Sanık Yeşil, 10 yıldır aynı balıkçıya gittiklerini, maktulün buranın ortağı olduğunu bilmediğini, Kadir Yasak'a maktulü göstermediğini savundu.
Kadir Yasak ile maktulün konuşması uzun sürünce gerginlik olabileceği düşüncesiyle Ali Yasak'ı aradığını ifade eden Yeşil, Ali Yasak geldikten sonra masaya geçtiklerini, Kadir Yasak'ın da küfür meselesini konuştukları sırada tahrik olarak maktule bir el ateş ettiğini kaydetti.
Yeşil, Kadir Yasak'ı engellemeye çalıştıklarını dile getirerek, "Ali Yasak da Kadir Yasak'a yapma diyerek Şafak Mahmutyazıcıoğlu'nu çekti.
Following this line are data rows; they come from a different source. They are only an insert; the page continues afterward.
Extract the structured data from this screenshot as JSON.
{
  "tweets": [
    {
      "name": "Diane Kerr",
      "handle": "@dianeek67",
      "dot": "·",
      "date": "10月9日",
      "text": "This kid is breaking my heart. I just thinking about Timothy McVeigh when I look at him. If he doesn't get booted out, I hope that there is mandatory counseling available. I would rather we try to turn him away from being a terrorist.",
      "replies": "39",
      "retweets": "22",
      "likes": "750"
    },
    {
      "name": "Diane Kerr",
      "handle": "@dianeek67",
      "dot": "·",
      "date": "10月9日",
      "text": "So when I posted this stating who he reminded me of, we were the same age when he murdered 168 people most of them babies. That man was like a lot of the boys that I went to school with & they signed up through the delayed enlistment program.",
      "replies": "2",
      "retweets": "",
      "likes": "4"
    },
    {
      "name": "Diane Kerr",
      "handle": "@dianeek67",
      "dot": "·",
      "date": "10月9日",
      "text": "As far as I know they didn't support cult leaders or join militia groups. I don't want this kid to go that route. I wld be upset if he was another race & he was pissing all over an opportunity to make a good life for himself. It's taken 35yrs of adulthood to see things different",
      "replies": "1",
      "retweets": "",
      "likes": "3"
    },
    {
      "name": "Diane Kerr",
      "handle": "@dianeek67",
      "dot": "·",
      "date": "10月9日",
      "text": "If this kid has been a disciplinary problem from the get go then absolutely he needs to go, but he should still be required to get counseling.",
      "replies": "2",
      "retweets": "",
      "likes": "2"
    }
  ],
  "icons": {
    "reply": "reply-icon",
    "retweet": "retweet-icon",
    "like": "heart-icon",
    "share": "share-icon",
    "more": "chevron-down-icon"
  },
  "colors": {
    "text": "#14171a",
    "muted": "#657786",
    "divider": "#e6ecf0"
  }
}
Kadir döndü, bir el yere ateş etti. Engelleyemedim. Olay yerinden çıktım. Olayı engelleyemediğim için kaçtım. Biri de çıkıp adama bir bez sarmıyor, kan kaybından ölüyor adam. Adam ana avrat küfür ediyor, hangi psikolojide olabiliriz? Kadir'in öldürme kastı yoktu. Ortada cinayet falan yok yanlışlıkla öldü. Ben Şafak Mahmutyazıcıoğlu'nu öldürmek için bir plan yapmadım. Suçsuzum." diye konuştu.
Ali Yasak'ın Şafak Mahmutyazıcıoğlu'nu çekerek dışarı çıkarmasına ilişkin görüntülere ilişkin de Yeşil, "Ali aslında Şafak'ı, Kadir'in ateş ettiği yerden kaçırmaya çalışıyordu." ifadelerini kullandı.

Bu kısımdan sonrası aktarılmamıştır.